Being a poor speller means I have trouble with homonyms like there, their and they’re. Double consonants trip me up. When to add LY or LLY confuses me. Catching my own typos requires dozens of edits. Foreign words like “bon appetit” are impossible. My working memory for word recognition is so weak that when I Google how to spell a word, it’s difficult for me to hold that word in my head long enough to write it down.

Conversely, I was an early reader who could tackle books by preschool. In third grade I could speed-read through a book per night. It makes sense that none of my teachers suspected a learning disability like dyslexia based on my reading ability. However, if you looked at the other raw data I produced, there were clear indicators that something was wrong. My writing samples were red-inked disasters.

In San Diego in the 1980s, children took the California Achievement Test. I’d score 99 percent in every subject but spelling, which would be in the super low 20s or 30s. That type of discrepancy is a huge red flag for a learning disability.

Another red flag is the correlation between effort and performance. It wasn’t that I didn’t try to spell words correctly. I spent my childhood hearing teachers tell me to “sound it out” or “picture the word in my head.”

But I couldn’t. Instead, I’d take my weekly spelling list and copy the words over and over again 50 times, saying the letters out loud while I wrote. This probably helped because it was a multisensory approach, but it wasn’t the systematic, sequential phonics intervention poor spellers need.

By middle school, I had given up learning how spell and switched over to adapting for my weakness. The introduction of spell check was life-changing. I stopped turning in papers in my best pen-and-ink cursive and used word processing programs instead. In special education, this is called using assistive technology to compensate for a learning disability.

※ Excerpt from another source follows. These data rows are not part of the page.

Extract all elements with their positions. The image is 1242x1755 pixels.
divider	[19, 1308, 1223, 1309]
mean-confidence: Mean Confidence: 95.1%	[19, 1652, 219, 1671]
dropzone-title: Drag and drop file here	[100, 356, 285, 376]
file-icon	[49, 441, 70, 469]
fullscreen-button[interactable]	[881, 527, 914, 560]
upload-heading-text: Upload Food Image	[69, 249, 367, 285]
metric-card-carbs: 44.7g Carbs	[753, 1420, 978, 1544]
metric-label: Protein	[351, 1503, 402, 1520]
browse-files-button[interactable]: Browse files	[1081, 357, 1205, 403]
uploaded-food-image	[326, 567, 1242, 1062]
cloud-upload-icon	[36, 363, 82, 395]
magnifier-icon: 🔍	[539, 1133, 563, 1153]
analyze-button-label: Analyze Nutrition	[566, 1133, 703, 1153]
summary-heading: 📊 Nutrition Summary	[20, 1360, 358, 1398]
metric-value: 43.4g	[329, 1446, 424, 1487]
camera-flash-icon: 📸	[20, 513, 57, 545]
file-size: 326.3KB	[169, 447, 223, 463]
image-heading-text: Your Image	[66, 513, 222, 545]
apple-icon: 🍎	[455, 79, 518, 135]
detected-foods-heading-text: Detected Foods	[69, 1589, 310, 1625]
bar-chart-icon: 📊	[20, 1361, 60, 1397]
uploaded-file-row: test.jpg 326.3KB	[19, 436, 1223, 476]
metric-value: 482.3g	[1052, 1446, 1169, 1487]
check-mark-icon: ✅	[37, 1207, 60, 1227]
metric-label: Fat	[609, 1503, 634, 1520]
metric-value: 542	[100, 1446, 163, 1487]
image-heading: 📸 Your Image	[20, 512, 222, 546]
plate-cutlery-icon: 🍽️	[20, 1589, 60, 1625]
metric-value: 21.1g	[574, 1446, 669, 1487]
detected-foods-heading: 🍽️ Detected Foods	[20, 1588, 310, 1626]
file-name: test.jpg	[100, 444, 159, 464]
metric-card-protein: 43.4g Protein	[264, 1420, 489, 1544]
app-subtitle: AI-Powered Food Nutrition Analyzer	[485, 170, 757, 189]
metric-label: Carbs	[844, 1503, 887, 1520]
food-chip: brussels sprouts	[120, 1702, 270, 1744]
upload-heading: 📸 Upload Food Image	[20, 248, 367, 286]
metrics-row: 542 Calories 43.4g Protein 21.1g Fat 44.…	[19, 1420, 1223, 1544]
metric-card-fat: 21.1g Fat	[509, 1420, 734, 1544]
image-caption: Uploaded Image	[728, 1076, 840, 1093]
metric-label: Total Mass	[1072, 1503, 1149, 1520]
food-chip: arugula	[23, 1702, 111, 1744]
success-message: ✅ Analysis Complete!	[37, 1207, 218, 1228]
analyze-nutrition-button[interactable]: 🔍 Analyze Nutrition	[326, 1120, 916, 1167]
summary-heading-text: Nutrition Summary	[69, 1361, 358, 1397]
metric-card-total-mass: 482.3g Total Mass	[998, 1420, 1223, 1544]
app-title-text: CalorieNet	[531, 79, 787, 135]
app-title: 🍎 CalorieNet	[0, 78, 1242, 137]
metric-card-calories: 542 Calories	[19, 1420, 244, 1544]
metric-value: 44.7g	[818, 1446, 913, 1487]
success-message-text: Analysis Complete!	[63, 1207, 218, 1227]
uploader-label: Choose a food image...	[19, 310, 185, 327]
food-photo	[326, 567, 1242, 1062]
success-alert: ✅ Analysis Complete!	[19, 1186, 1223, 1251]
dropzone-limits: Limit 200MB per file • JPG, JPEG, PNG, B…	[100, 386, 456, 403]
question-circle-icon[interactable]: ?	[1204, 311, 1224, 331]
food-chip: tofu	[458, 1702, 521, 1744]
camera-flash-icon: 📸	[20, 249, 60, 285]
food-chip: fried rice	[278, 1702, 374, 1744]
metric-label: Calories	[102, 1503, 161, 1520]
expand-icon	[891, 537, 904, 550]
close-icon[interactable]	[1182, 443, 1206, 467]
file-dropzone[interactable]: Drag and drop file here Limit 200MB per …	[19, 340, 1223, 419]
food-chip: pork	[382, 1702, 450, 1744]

There are other things I struggle with beyond spelling that are related to the same deficits. I can’t remember phone numbers or addresses, jigsaw puzzles are torture, my handwriting is subpar and — here’s a weird one — I have difficulty matching the lids on reusable containers.

When you’re a poor speller, the world tells you you’re stupid over and over again for your entire life. One typo can cut you down and make you look foolish. But you’re not stupid or foolish. Your brain is wired differently, and it’s not your fault.

People who make fun of me for spelling mistakes are jerks, but Spell Check? She’s my BFF.